Drew Langsners book the chairmakers workshop is good but soley about Windsor chairs.

Jeremy


----------



## artHarris (4 Nov 2009)

As a chairmaker of many years standing, I have looked at many books, but found none which added to what I taught myself. I only make jointed chairs, not Windsor (turned) chairs and only use mortise and tenon joints, never dowels. 
Over the years I have published in the woodworking magazines, and have had many enquiries and follow-up calls. If you can find those articles, you might find them interesting. Send me a personal e-mail, and I will give you my true name!


----------



## Soulfly (4 Nov 2009)

1000 Chairs published by Taschen is quite fascinating.


----------



## Ironballs (4 Nov 2009)

Perhaps narrow your search down a bit first, I'm doing my first chair at the minute.
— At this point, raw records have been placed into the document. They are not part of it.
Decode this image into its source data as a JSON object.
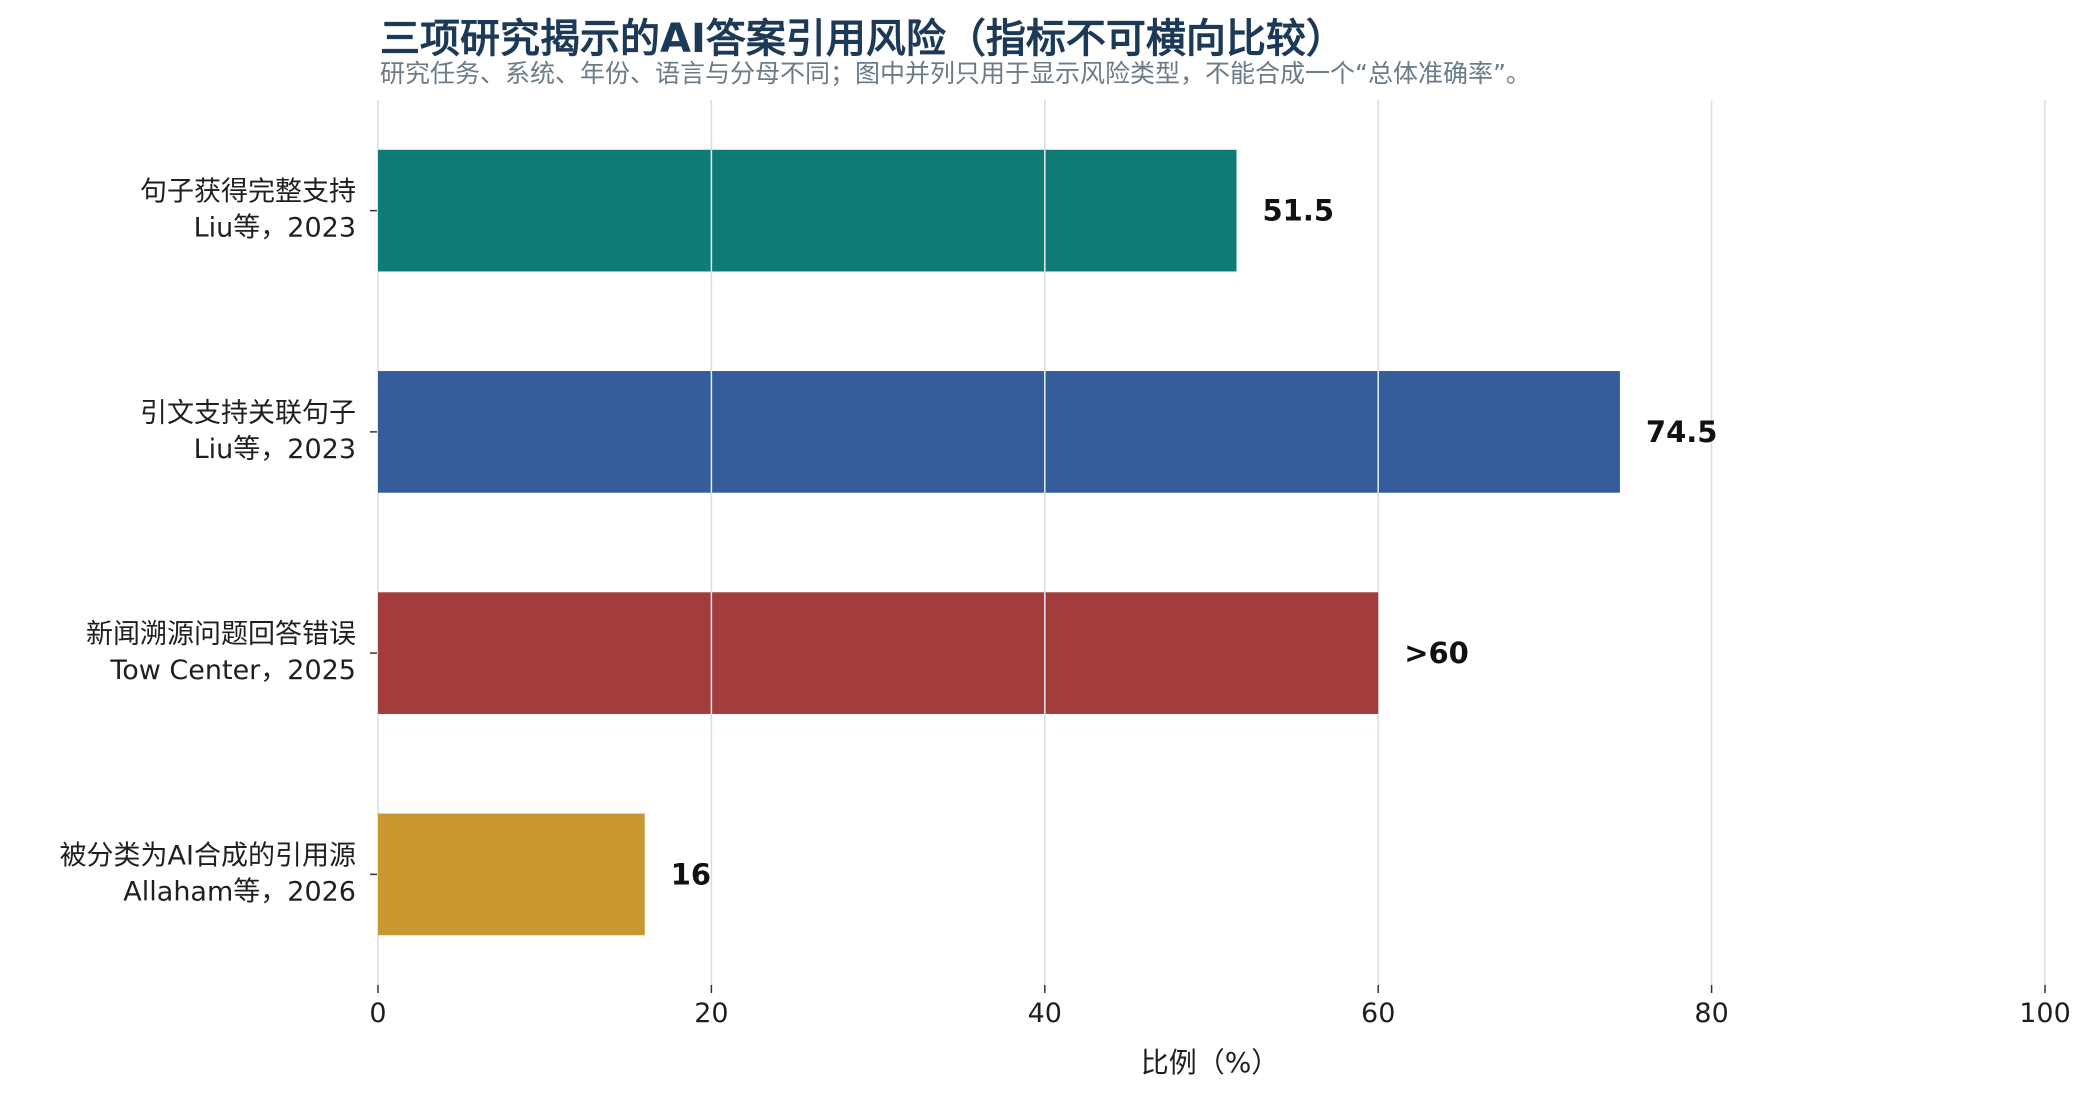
{
  "chart_data": {
    "type": "bar",
    "orientation": "horizontal",
    "title": "三项研究揭示的AI答案引用风险（指标不可横向比较）",
    "subtitle": "研究任务、系统、年份、语言与分母不同；图中并列只用于显示风险类型，不能合成一个“总体准确率”。",
    "categories": [
      [
        "句子获得完整支持",
        "Liu等，2023"
      ],
      [
        "引文支持关联句子",
        "Liu等，2023"
      ],
      [
        "新闻溯源问题回答错误",
        "Tow Center，2025"
      ],
      [
        "被分类为AI合成的引用源",
        "Allaham等，2026"
      ]
    ],
    "values": [
      51.5,
      74.5,
      60,
      16
    ],
    "value_labels": [
      "51.5",
      "74.5",
      ">60",
      "16"
    ],
    "colors": [
      "#0f7b76",
      "#345c9a",
      "#a23c3d",
      "#c9972f"
    ],
    "xlabel": "比例（%）",
    "ylabel": "",
    "xlim": [
      0,
      100
    ],
    "xticks": [
      0,
      20,
      40,
      60,
      80,
      100
    ],
    "grid": "vertical",
    "legend": "none"
  }
}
As I'm not a lathe-ist or done any steam bending I'm following a plan for a Stickley Morris chair, all flat sections and M&T joints.

If I enjoy it I might follow a plan for a more curvy chair and then design my own. Agree that Maloof is a fantastic inspiration, however if I tried to do my own interpretation now it would look like a dogs buttocks and probably collapse on first sitting!


----------